Grace is not free.
The Christian concept of grace (charis, Χάρις) has puzzled me for years. Its definition seems a good place to begin. Still, I hate to start with a definition, so I’ll start with a story.
During a British conference on comparative religions, the participants were heatedly discussing what’s unique about Christianity. C. S. Lewis wandered into the room. “What’s the rumpus about?” he asked, and heard in reply that his colleagues were discussing Christianity’s unique contribution among world religions. Lewis responded, “Oh, that’s easy. It’s grace.” (Yancy, p 45) *
It’s a good point, but not strictly true. Hindus and Muslims believe in Grace, understood as God reaching out to humanity with love. Jews believe in chen (חֵן), a version of grace. Nevertheless, it is Christianity that has developed the concept most fully.
The standard definition
In Christianity, grace is the love and mercy given to us by God as a free gift. It is nothing we have earned.

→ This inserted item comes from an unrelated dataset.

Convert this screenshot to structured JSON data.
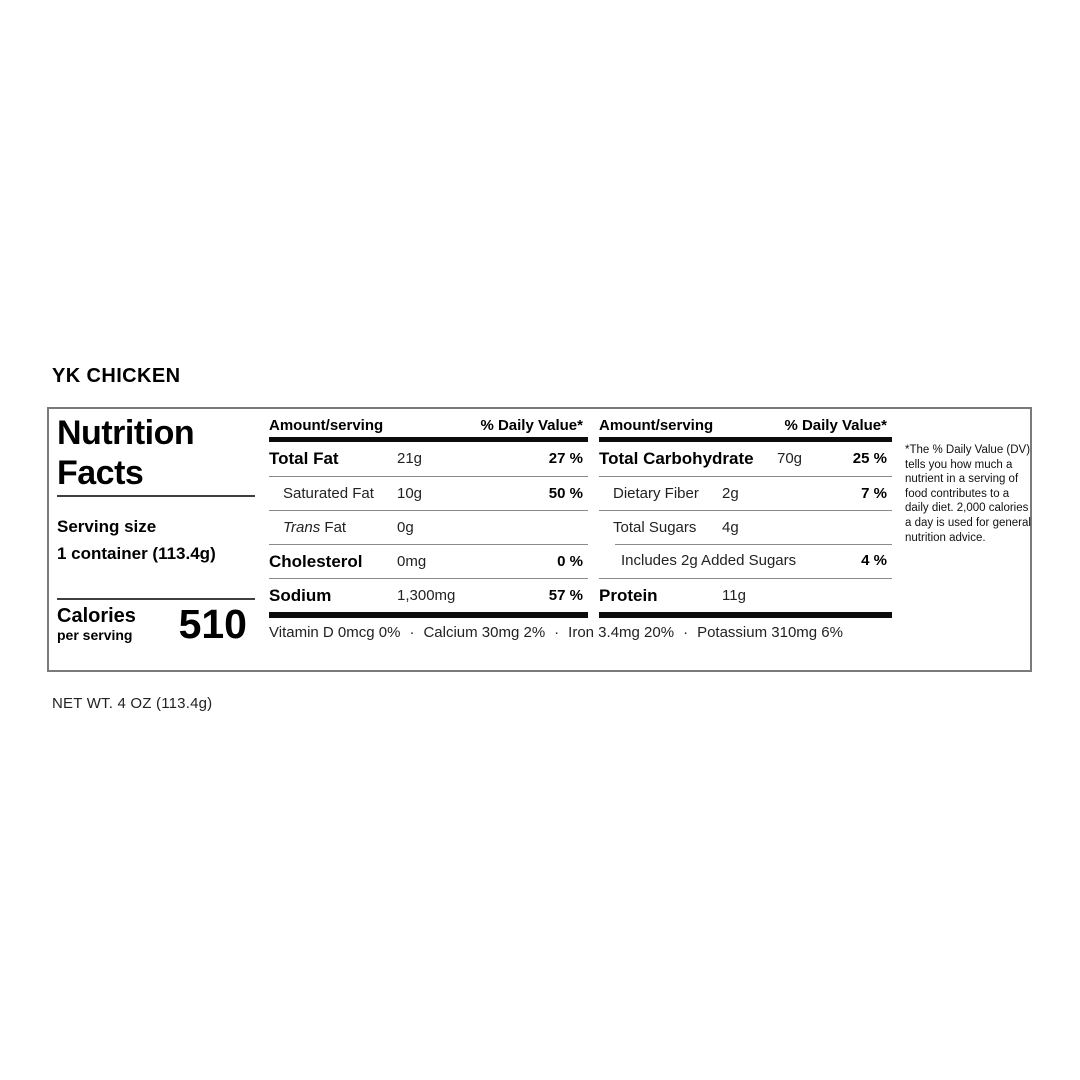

Grace is favor, the free and undeserved help that God gives us to respond to his call to become . . . partakers of the divine nature and of eternal life. (Catechism of the Catholic Church)
This definition leads some to see grace as part of a faith over works teaching. It leads others to think that if grace is free then it must be easy. Both conclusions are wrong. Dietrich Bonhoeffer calls this “cheap grace.”